Something Microsoft and Apple do understand. Look at Facebook's iOS SDK for example... they make it trivial to use, they document it really well, and provide you with clear and to the point samples to get you started as fast as possible.

Eclipse is not a bad IDE, it does a lot for you, it just does not seem that good of a fit for Android. It's big, slow, complex, and I do not know if it is helping Google to design the best possible IDE for Android development as possible. UI and usability wise, neither Eclipse nor the ADT tools win any award IMHO. With an Eclipse plugin, using JNI and a not even very recent GCC release for the NDK and for C/C++ code compatibility... well, it does not look like what a company that size, dealing with a project of this much importance and weight, would do. Not even a customized and ready-from-start for Android Eclipse set-up like Aptana provides (in addition to their Eclipse plugin)?
Eclipse works really well with Auto-completion and code snippets --> the new onClick... CTRL+SPACE action saves a lot of time and allows you to do a good deal of what you would normally accomplish with Lambda expressions (Blocks in Objective-C, but obviously not as powerful).

How much have you used a recent Xcode release (4.x series)?

And having Diane, Romain and Xavier on the android-developers Google Group is just marvelous. Does Apple allow their highest ranked developers help app developers?


Let say that Chris Lattner (head of the LLVM project and Apple employee) regularly posts on their developers forums ;) . Many Apple employees regularly post on their forums, ask for bug reports (you mention something on the forum, an Apple developer who works on the area might ask you to please file a bug report and post the bug report number [the general developers bug reports team is probably another separate team from the one working on the Clang compiler for example]), give users some help, etc... Generally, they are quite reactive to developers reported bug reports, answering developers and trying to gather more information and test cases. I have had some good help from Tor Norbye as far as the ADT plugin and the layout editor are concerned, so I am not calling into question the quality of the people involved. They just feel overworked and understaffed.

Also, along with the yearly iOS developer license you purchase, you get 2 technical incidents requests in which you can ask Apple for technical help on your app directly.

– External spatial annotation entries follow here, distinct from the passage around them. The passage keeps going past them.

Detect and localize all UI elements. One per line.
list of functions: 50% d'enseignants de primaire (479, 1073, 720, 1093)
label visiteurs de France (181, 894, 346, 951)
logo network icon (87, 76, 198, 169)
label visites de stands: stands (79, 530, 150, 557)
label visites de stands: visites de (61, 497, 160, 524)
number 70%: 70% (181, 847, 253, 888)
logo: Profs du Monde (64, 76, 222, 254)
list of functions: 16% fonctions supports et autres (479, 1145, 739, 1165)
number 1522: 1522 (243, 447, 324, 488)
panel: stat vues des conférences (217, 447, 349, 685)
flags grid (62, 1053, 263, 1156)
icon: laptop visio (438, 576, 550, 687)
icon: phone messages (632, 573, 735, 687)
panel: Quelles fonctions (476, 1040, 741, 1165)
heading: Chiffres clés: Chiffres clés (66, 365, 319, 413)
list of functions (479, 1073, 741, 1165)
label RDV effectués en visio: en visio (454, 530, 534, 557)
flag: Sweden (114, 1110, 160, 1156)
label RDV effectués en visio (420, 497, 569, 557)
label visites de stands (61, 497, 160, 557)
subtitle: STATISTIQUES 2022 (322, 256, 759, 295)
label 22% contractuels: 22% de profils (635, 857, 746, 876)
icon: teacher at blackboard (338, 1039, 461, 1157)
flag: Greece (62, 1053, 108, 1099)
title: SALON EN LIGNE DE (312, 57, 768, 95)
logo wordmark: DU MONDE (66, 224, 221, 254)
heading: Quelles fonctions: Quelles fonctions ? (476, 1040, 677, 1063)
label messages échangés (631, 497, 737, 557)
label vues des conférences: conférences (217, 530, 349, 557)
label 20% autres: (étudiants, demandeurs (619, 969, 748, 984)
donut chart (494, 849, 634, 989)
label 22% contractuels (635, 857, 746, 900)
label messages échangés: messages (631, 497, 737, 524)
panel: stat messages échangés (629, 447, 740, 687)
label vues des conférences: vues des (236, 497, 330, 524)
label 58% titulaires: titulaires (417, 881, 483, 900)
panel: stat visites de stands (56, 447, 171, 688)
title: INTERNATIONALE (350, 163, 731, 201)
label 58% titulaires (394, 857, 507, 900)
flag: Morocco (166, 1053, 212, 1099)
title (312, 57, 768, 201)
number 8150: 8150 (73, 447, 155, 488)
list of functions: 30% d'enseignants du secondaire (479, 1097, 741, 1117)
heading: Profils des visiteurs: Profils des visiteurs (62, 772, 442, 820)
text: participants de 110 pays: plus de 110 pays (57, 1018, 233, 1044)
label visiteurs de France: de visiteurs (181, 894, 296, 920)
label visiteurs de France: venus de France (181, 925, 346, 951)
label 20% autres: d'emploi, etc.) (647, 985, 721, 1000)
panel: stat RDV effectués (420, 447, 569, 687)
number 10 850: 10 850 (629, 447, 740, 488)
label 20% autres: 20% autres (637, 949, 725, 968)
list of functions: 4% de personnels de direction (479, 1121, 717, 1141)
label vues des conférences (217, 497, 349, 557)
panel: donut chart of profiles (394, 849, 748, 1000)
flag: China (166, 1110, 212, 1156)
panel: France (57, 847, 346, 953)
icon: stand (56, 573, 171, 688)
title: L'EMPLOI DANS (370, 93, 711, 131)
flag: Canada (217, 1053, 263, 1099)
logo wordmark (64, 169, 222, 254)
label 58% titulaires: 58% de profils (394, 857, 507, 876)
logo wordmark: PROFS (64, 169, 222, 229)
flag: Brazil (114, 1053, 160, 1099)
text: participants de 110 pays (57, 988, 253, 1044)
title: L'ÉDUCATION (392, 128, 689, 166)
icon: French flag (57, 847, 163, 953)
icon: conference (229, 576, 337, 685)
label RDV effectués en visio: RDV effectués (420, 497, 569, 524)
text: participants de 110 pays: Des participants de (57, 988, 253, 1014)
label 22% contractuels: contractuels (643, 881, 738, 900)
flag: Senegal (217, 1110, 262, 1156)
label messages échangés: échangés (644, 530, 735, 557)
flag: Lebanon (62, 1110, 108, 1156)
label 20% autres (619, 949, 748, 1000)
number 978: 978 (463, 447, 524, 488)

And as Thom said - can the URL https://twitter.com/#!/YouTube/status/149281734347857920 result in opening of your Twitter client and show that status on iOS? At least in latest incarnation.


http://applookup.com/2010/09/iphone-apps-with-special-url-shortcuts...

http://wiki.akosma.com/IPhone_URL_Schemes#Facebook

You have pragmatical ways of doing what you ask (open an app from another app) on iOS too. Apple does not throw hundreds of thousands of ways of doing something if 90% of them might be replaced by something quite as powerful, but easier to use and to implement.

You might be against Apple as a company, you might not like the limits they place on you as developer, you might not like their App store model, etc..., but you cannot judge their tools, their support, the quality and polish of the user and developer experience they provide as being anything but great (I did not say perfect, they are not of course).